On Mar. 23, Treasury OFAC designated Iran cyber actors of colleges.
- Sanctioned Iranian cyber actors for activities targeting hundreds of universities.
Mabna Institute
- Engaged in theft of personal identifiers and resources for private financial gain.
- Contracted with Iran government and private entities, to do hacking activities.
- Conducted coordinated intrusions, into systems belonging to 144 US colleges.
- Also related activity in countries, including Australia, Canada, China, Denmark,
Finland, Germany, Ireland, Israel, Italy, UK, Japan, Malaysia, the Netherlands,
Norway, Poland,Singapore, S Korea, Spain, Sweden, Switzerland, and Turkey. - Stolen data used to benefit Revolutionary Guard and sold through 2 websites.
- University professors credentials used to access online university library systems.
Individuals
- Gholamreza Rafatnejad founding Mabna member, organized hacking campaign.
- Ehsan Mohammadi also founding member helped organize the hacking campaign.

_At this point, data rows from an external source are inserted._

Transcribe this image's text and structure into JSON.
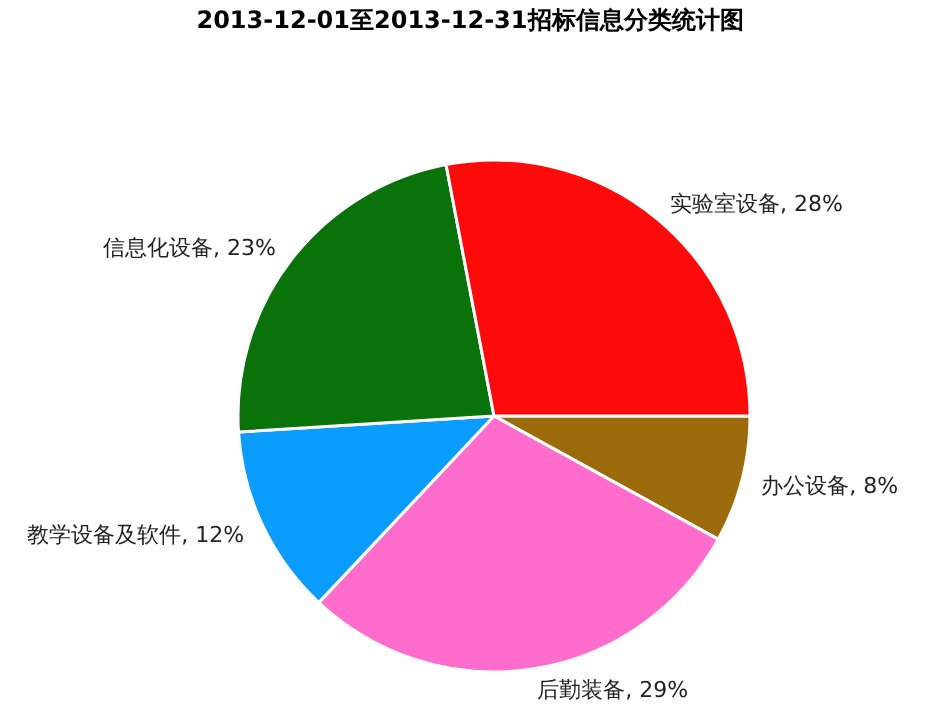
{
  "chart_data": {
    "type": "pie",
    "title": "2013-12-01至2013-12-31招标信息分类统计图",
    "categories": [
      "办公设备",
      "后勤装备",
      "教学设备及软件",
      "信息化设备",
      "实验室设备"
    ],
    "values": [
      8,
      29,
      12,
      23,
      28
    ],
    "colors": [
      "#9b6a0a",
      "#ff6ccc",
      "#0a9cff",
      "#0a720a",
      "#ff0a0a"
    ],
    "value_labels": [
      ", 8%",
      ", 29%",
      ", 12%",
      ", 23%",
      ", 28%"
    ]
  }
}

- Seyed Ali Mirkarimi hacker tested, spear-phishing, organized stolen credentials.
- Mostafa Sadeghi hacker and affiliate compromised over 1,000 professor accounts.

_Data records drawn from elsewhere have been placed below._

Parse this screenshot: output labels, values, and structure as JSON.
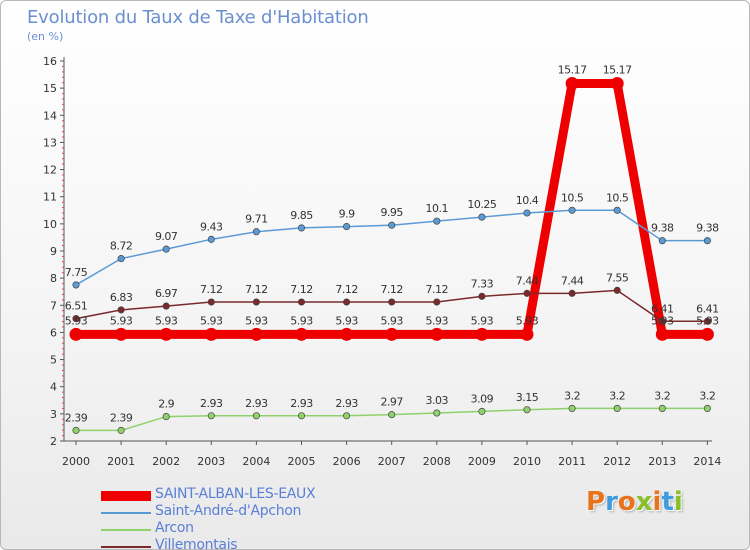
{
  "header": {
    "title": "Evolution du Taux de Taxe d'Habitation",
    "subtitle": "(en %)"
  },
  "logo": {
    "text": "Proxiti",
    "colors": [
      "#e8731c",
      "#3f9be0",
      "#e8731c",
      "#8bbf2a",
      "#e8731c",
      "#3f9be0",
      "#8bbf2a"
    ]
  },
  "chart_data": {
    "type": "line",
    "x": [
      "2000",
      "2001",
      "2002",
      "2003",
      "2004",
      "2005",
      "2006",
      "2007",
      "2008",
      "2009",
      "2010",
      "2011",
      "2012",
      "2013",
      "2014"
    ],
    "ylim": [
      2,
      16
    ],
    "yticks": [
      2,
      3,
      4,
      5,
      6,
      7,
      8,
      9,
      10,
      11,
      12,
      13,
      14,
      15,
      16
    ],
    "grid": false,
    "legend_position": "bottom-left",
    "series": [
      {
        "name": "SAINT-ALBAN-LES-EAUX",
        "color": "#ee0000",
        "bold": true,
        "values": [
          5.93,
          5.93,
          5.93,
          5.93,
          5.93,
          5.93,
          5.93,
          5.93,
          5.93,
          5.93,
          5.93,
          15.17,
          15.17,
          5.93,
          5.93
        ],
        "labels": [
          "5.93",
          "5.93",
          "5.93",
          "5.93",
          "5.93",
          "5.93",
          "5.93",
          "5.93",
          "5.93",
          "5.93",
          "5.93",
          "15.17",
          "15.17",
          "5.93",
          "5.93"
        ]
      },
      {
        "name": "Saint-André-d'Apchon",
        "color": "#5b9bd5",
        "values": [
          7.75,
          8.72,
          9.07,
          9.43,
          9.71,
          9.85,
          9.9,
          9.95,
          10.1,
          10.25,
          10.4,
          10.5,
          10.5,
          9.38,
          9.38
        ],
        "labels": [
          "7.75",
          "8.72",
          "9.07",
          "9.43",
          "9.71",
          "9.85",
          "9.9",
          "9.95",
          "10.1",
          "10.25",
          "10.4",
          "10.5",
          "10.5",
          "9.38",
          "9.38"
        ]
      },
      {
        "name": "Arcon",
        "color": "#8fd16a",
        "values": [
          2.39,
          2.39,
          2.9,
          2.93,
          2.93,
          2.93,
          2.93,
          2.97,
          3.03,
          3.09,
          3.15,
          3.2,
          3.2,
          3.2,
          3.2
        ],
        "labels": [
          "2.39",
          "2.39",
          "2.9",
          "2.93",
          "2.93",
          "2.93",
          "2.93",
          "2.97",
          "3.03",
          "3.09",
          "3.15",
          "3.2",
          "3.2",
          "3.2",
          "3.2"
        ]
      },
      {
        "name": "Villemontais",
        "color": "#7a2a2a",
        "values": [
          6.51,
          6.83,
          6.97,
          7.12,
          7.12,
          7.12,
          7.12,
          7.12,
          7.12,
          7.33,
          7.44,
          7.44,
          7.55,
          6.41,
          6.41
        ],
        "labels": [
          "6.51",
          "6.83",
          "6.97",
          "7.12",
          "7.12",
          "7.12",
          "7.12",
          "7.12",
          "7.12",
          "7.33",
          "7.44",
          "7.44",
          "7.55",
          "6.41",
          "6.41"
        ]
      }
    ]
  }
}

- Sajjad Tahmasebi facilitated the spearphishing and conducted online surveillance.
- Abdollah Karima businessman whose company sold, access to stolen materials.
- Abuzar Moqadam professor exchanged stolen credentials, compromised accounts.
- Roozbeh Sabahi contractor assisted in execution of certain Mabna hack activities.
- Mohammed Sabahi contractor conducted email spearphishing certain universities.
OFAC added
- Behzad Mesri repeatedly compromised US media and entertainment company, for
access to documents, employee contact information and attempt to extort $6mn.